To festiwal dla wszystkich. Zaprosiliśmy do Kielc różne grupy teatralne. Część z nich pokaże spektakle o charakterze muzycznym – mówi dyrektor teatru imienia Stefana Żeromskiego Michał Kotański, zapowiadając rozpoczynający się dziś II Kielecki Międzynarodowy Festiwal Teatralny.
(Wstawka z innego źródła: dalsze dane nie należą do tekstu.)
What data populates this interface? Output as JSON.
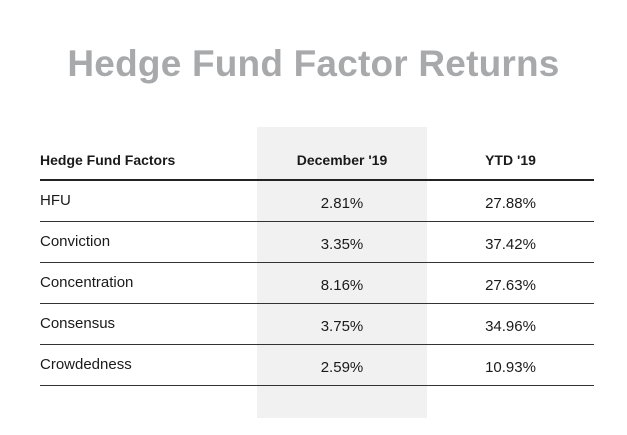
{
  "title": "Hedge Fund Factor Returns",
  "table": {
    "headers": [
      "Hedge Fund Factors",
      "December '19",
      "YTD '19"
    ],
    "rows": [
      {
        "factor": "HFU",
        "december": "2.81%",
        "ytd": "27.88%"
      },
      {
        "factor": "Conviction",
        "december": "3.35%",
        "ytd": "37.42%"
      },
      {
        "factor": "Concentration",
        "december": "8.16%",
        "ytd": "27.63%"
      },
      {
        "factor": "Consensus",
        "december": "3.75%",
        "ytd": "34.96%"
      },
      {
        "factor": "Crowdedness",
        "december": "2.59%",
        "ytd": "10.93%"
      }
    ]
  },
  "colors": {
    "title": "#a8a9ab",
    "highlight_column": "#f1f1f2",
    "rule": "#333333"
  }
}
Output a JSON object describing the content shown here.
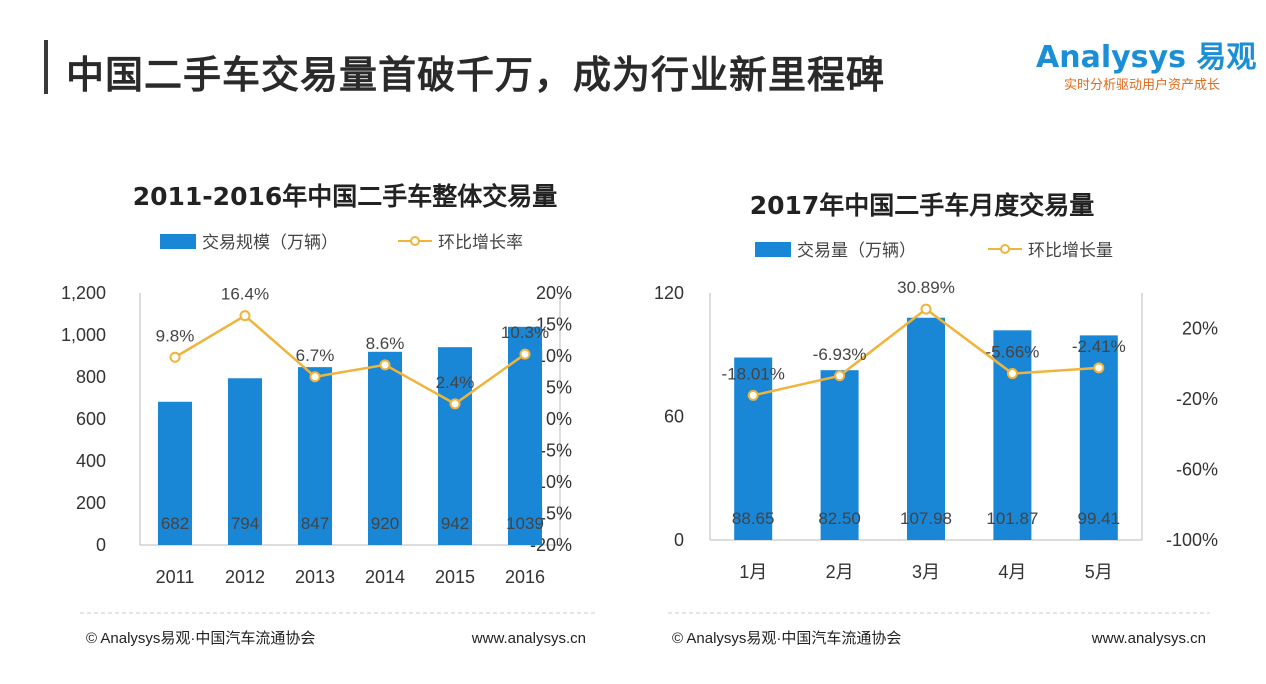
{
  "page": {
    "title": "中国二手车交易量首破千万，成为行业新里程碑",
    "logo_name": "Analysys 易观",
    "logo_tagline": "实时分析驱动用户资产成长"
  },
  "colors": {
    "bar": "#1a86d6",
    "line": "#f0b43c",
    "axis": "#bbbbbb"
  },
  "chart_data": [
    {
      "type": "bar",
      "title": "2011-2016年中国二手车整体交易量",
      "legend": {
        "bar": "交易规模（万辆）",
        "line": "环比增长率"
      },
      "categories": [
        "2011",
        "2012",
        "2013",
        "2014",
        "2015",
        "2016"
      ],
      "values": [
        682,
        794,
        847,
        920,
        942,
        1039
      ],
      "value_labels": [
        "682",
        "794",
        "847",
        "920",
        "942",
        "1039"
      ],
      "line_values": [
        9.8,
        16.4,
        6.7,
        8.6,
        2.4,
        10.3
      ],
      "line_labels": [
        "9.8%",
        "16.4%",
        "6.7%",
        "8.6%",
        "2.4%",
        "10.3%"
      ],
      "ylim": [
        0,
        1200
      ],
      "y_ticks": [
        "0",
        "200",
        "400",
        "600",
        "800",
        "1,000",
        "1,200"
      ],
      "y2lim": [
        -20,
        20
      ],
      "y2_ticks": [
        "-20%",
        "-15%",
        "-10%",
        "-5%",
        "0%",
        "5%",
        "10%",
        "15%",
        "20%"
      ],
      "footer_source": "© Analysys易观·中国汽车流通协会",
      "footer_url": "www.analysys.cn"
    },
    {
      "type": "bar",
      "title": "2017年中国二手车月度交易量",
      "legend": {
        "bar": "交易量（万辆）",
        "line": "环比增长量"
      },
      "categories": [
        "1月",
        "2月",
        "3月",
        "4月",
        "5月"
      ],
      "values": [
        88.65,
        82.5,
        107.98,
        101.87,
        99.41
      ],
      "value_labels": [
        "88.65",
        "82.50",
        "107.98",
        "101.87",
        "99.41"
      ],
      "line_values": [
        -18.01,
        -6.93,
        30.89,
        -5.66,
        -2.41
      ],
      "line_labels": [
        "-18.01%",
        "-6.93%",
        "30.89%",
        "-5.66%",
        "-2.41%"
      ],
      "ylim": [
        0,
        120
      ],
      "y_ticks": [
        "0",
        "60",
        "120"
      ],
      "y2lim": [
        -100,
        40
      ],
      "y2_ticks": [
        "-100%",
        "-60%",
        "-20%",
        "20%"
      ],
      "footer_source": "© Analysys易观·中国汽车流通协会",
      "footer_url": "www.analysys.cn"
    }
  ]
}
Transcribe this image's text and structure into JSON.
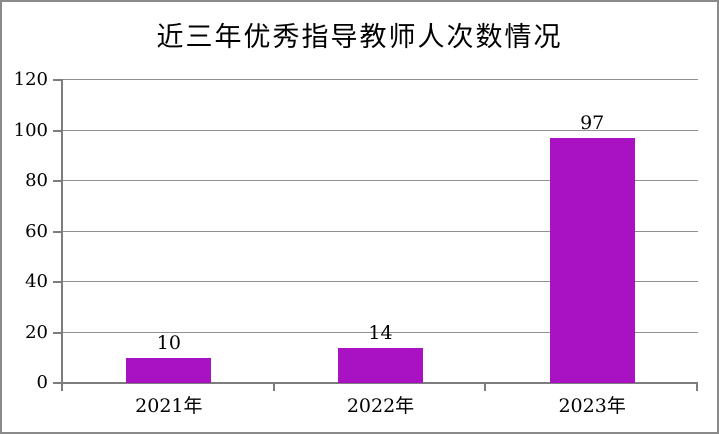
{
  "chart_data": {
    "type": "bar",
    "title": "近三年优秀指导教师人次数情况",
    "categories": [
      "2021年",
      "2022年",
      "2023年"
    ],
    "values": [
      10,
      14,
      97
    ],
    "data_labels": [
      "10",
      "14",
      "97"
    ],
    "xlabel": "",
    "ylabel": "",
    "ylim": [
      0,
      120
    ],
    "yticks": [
      0,
      20,
      40,
      60,
      80,
      100,
      120
    ],
    "grid": "horizontal",
    "legend": "none",
    "bar_color": "#a812c3",
    "gridline_color": "#909090",
    "axis_color": "#7d7d7d",
    "border_color": "#8a8a8a",
    "text_color": "#000000"
  }
}
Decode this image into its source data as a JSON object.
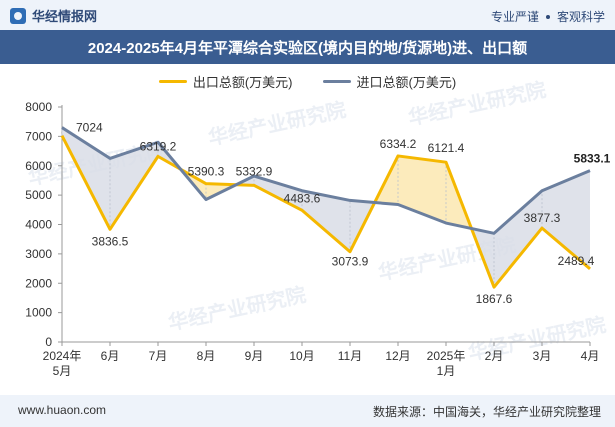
{
  "header": {
    "brand": "华经情报网",
    "tagline_left": "专业严谨",
    "tagline_right": "客观科学"
  },
  "title": "2024-2025年4月年平潭综合实验区(境内目的地/货源地)进、出口额",
  "footer": {
    "website": "www.huaon.com",
    "source": "数据来源：中国海关，华经产业研究院整理"
  },
  "watermark": "华经产业研究院",
  "colors": {
    "export": "#f5b800",
    "import": "#6b7f9e",
    "fill_export_higher": "#fbe7b0",
    "fill_import_higher": "#d9dde6"
  },
  "chart_data": {
    "type": "line",
    "title": "2024-2025年4月年平潭综合实验区(境内目的地/货源地)进、出口额",
    "categories": [
      "2024年5月",
      "6月",
      "7月",
      "8月",
      "9月",
      "10月",
      "11月",
      "12月",
      "2025年1月",
      "2月",
      "3月",
      "4月"
    ],
    "ylim": [
      0,
      8000
    ],
    "yticks": [
      0,
      1000,
      2000,
      3000,
      4000,
      5000,
      6000,
      7000,
      8000
    ],
    "series": [
      {
        "name": "出口总额(万美元)",
        "values": [
          7024,
          3836.5,
          6319.2,
          5390.3,
          5332.9,
          4483.6,
          3073.9,
          6334.2,
          6121.4,
          1867.6,
          3877.3,
          2489.4
        ],
        "labels": [
          "7024",
          "3836.5",
          "6319.2",
          "5390.3",
          "5332.9",
          "4483.6",
          "3073.9",
          "6334.2",
          "6121.4",
          "1867.6",
          "3877.3",
          "2489.4"
        ]
      },
      {
        "name": "进口总额(万美元)",
        "values": [
          7300,
          6250,
          6800,
          4850,
          5650,
          5150,
          4820,
          4680,
          4050,
          3700,
          5150,
          5833.1
        ],
        "labels": [
          "",
          "",
          "",
          "",
          "",
          "",
          "",
          "",
          "",
          "",
          "",
          "5833.1"
        ]
      }
    ]
  }
}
Gość Radia Kielce nie ukrywa, że program festiwalu był przygotowywany tak, by przyciągnąć publiczność. W związku z tym zaproponowaliśmy spektakle o charakterze muzycznym, które w całym kraju cieszą się wielkim powodzeniem. Podczas przedstawień aktorzy przypomną historię i piosenki Beaty Kozidrak z grupy Bajm i Kory Jackowskiej z Maanamu.
– Muzyka jest językiem, który dociera do wielu osób. Żyjemy w kulturze obrazów, gdzie jest jej pełno. Jest obecna w filmie, Internecie i telewizji. Musimy z tymi mediami konkurować, oferując jednocześnie coś, co może przyciągnąć widownię – mówi.
Jak dodał dyrektor, szefowie teatrów wiedzą o tym trendzie i proponują na swoich deskach takie właśnie przedstawienia. Ważne w tym wszystkim jest to, by nie była to pusta rozrywka. Kieleckiemu festiwalowi towarzyszyć będą warsztaty taneczne, które także mają zainteresować osoby, które nie są szczególnie związane z teatrem.
W poniedziałek z kolei w Teatrze Telewizji będzie można obejrzeć „Hamleta” w reżyserii Michała Kotańskiego. Dyrektor kieleckiego teatru stwierdził, że to zupełnie inna praca niż na tradycyjnej scenie. Jest kamera, która daje nowe możliwości. Reżyser ma większą kontrolę nad tym, co chce pokazać. Może operować planami, a poszczególne sceny aktorzy mogą zagrać w różny sposób. Potem można wybrać najlepsze ujęcia – mówi Michał Kotański.